This was a complex and high value clinical negligence case involving the treatment of a cerebral arterio-venous malformation in 2012. The trust admitted liability and settlement received court approval in 2019. Solicitors for the claimant submitted a bill of costs exceeding £1m. NHS Resolution argued that this failed to comply with a number of requirements of the Civil Procedure Rules in that, for example, it did not give the name and status of each fee-earner or identify the work undertaken by them. We sought to have the bill struck out. Master Nagalingam in the Senior Court Costs Office declined to do so. Our appeal was heard by a High Court judge with a Costs judge sitting as assessor.
Mrs Justice Steyn held that the identity of the person signing off the bill should be declared and expressed “some astonishment” that this had not been done. She also decided that each fee-earner’s status and hourly rate should be included in the bill, rather than work being ascribed to a generic category of fee-earner, and that all names should be supplied. Anything less rendered a bill “intolerably opaque”. Finally, the qualifications and years of post-qualification experience for each fee-earner must be given.
Comment
We have seen an increasing tendency for some firms of claimant solicitors to supply bills which do not give sufficient detail to enable adequate scrutiny to take place. That results in the need for probing questions, to which full answers are not always given, and causes delay. This is therefore a very important ruling which clearly sets down the required standards.
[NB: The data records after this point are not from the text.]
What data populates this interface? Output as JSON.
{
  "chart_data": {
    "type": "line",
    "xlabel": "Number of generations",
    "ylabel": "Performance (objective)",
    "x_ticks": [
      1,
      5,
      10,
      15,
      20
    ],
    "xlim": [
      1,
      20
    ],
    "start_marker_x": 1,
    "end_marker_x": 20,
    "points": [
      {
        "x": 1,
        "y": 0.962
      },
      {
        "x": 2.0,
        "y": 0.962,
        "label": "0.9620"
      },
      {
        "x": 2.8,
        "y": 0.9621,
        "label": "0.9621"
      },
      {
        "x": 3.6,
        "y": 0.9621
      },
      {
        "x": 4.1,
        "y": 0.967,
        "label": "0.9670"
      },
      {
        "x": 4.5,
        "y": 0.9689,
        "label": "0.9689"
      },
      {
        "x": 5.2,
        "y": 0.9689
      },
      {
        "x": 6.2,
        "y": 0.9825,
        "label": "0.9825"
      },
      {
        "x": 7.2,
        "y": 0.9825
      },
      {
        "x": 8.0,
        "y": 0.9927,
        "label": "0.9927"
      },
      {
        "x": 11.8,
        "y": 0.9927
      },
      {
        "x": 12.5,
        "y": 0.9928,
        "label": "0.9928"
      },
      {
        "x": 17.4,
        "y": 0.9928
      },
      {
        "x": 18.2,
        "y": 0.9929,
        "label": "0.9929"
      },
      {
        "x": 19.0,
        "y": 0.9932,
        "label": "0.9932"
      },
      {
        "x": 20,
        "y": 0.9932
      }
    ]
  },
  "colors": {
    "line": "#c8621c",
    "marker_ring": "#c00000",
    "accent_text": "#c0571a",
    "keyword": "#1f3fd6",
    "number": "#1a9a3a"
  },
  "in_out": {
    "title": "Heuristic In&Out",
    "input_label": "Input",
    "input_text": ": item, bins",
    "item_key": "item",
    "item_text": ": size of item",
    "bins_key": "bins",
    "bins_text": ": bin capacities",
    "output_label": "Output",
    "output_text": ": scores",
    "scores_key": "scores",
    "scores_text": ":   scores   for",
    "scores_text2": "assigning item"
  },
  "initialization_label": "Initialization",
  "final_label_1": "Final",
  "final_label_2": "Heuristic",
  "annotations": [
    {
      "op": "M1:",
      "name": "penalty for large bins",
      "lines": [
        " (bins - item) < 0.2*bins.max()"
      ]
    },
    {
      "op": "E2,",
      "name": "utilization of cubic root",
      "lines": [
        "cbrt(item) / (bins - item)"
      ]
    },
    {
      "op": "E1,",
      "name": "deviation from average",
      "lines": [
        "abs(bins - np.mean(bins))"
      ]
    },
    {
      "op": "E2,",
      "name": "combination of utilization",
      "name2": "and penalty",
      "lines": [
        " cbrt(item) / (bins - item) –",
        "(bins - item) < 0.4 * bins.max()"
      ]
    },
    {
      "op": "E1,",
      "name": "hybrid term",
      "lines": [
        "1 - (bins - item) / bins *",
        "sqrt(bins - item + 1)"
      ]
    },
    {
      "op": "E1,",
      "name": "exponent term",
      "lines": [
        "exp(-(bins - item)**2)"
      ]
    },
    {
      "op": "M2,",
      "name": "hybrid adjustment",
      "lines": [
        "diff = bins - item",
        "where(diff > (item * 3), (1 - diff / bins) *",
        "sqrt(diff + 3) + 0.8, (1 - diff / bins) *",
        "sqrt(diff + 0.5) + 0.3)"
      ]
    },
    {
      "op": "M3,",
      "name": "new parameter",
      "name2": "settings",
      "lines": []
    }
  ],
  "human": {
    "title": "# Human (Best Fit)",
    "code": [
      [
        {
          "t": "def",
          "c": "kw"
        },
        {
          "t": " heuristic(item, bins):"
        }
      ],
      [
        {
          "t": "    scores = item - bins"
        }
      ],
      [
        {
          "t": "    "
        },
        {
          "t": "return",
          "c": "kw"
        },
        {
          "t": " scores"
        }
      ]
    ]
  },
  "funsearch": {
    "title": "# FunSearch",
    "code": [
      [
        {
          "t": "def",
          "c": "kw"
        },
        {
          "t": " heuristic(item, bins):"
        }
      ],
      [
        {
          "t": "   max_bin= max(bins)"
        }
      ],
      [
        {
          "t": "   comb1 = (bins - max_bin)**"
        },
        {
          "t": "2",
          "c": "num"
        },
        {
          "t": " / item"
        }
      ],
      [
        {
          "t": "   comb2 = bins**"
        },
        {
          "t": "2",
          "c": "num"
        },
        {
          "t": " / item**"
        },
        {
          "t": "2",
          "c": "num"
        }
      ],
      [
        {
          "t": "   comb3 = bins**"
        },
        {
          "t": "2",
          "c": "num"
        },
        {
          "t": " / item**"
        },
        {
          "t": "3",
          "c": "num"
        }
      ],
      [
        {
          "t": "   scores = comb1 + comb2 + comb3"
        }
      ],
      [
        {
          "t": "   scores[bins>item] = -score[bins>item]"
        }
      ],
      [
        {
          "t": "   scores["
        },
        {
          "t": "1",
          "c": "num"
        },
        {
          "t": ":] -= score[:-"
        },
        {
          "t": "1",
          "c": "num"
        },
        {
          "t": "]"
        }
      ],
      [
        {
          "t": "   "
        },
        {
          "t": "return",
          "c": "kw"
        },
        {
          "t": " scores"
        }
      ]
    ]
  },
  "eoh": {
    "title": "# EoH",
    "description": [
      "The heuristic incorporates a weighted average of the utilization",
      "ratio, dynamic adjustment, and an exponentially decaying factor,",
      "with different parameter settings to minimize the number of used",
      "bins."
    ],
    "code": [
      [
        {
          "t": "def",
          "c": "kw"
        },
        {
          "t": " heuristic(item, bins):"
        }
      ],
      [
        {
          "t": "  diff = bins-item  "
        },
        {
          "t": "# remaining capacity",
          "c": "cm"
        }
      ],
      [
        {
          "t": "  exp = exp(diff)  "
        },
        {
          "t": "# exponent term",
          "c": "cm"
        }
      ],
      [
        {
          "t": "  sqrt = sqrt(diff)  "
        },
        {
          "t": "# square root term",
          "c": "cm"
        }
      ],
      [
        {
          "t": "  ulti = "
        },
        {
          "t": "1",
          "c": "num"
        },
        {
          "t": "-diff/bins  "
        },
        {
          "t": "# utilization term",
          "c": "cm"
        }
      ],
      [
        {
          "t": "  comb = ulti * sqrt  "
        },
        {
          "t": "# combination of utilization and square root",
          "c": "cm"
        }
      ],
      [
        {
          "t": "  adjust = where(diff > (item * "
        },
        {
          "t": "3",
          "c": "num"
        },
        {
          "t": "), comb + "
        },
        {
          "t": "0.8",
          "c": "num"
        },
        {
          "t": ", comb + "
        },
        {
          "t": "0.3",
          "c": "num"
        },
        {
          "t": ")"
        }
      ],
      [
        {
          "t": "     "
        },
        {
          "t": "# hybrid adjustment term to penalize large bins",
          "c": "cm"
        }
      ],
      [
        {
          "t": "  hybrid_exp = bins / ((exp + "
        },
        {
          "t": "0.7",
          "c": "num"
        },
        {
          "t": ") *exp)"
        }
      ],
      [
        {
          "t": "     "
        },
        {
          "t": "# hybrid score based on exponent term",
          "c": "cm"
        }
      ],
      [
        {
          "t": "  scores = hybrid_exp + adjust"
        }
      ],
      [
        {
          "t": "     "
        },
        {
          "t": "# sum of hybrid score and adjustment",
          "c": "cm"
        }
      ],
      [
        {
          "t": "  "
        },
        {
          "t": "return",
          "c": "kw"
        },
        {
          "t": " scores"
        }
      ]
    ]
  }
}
For example, bundling fee-earners together under a label such as “legal executives” is not transparent and does not permit analysis of precisely who was doing what work on a file or for how long. It potentially obscures work which is not recoverable from the paying party. As a result of this judgment, there should be far greater transparency in future which will help to reduce scope for disputation, accelerate the consideration of bills, and therefore serve to reduce costs overall for the National Health Service.
It should be noted that this dispute was all about legal costs, and did not affect the agreed damages settlement in any way.
Very recently, we have learned that the claimant’s solicitors are seeking permission to appeal against this ruling, so we may not be quite at the end of the story yet.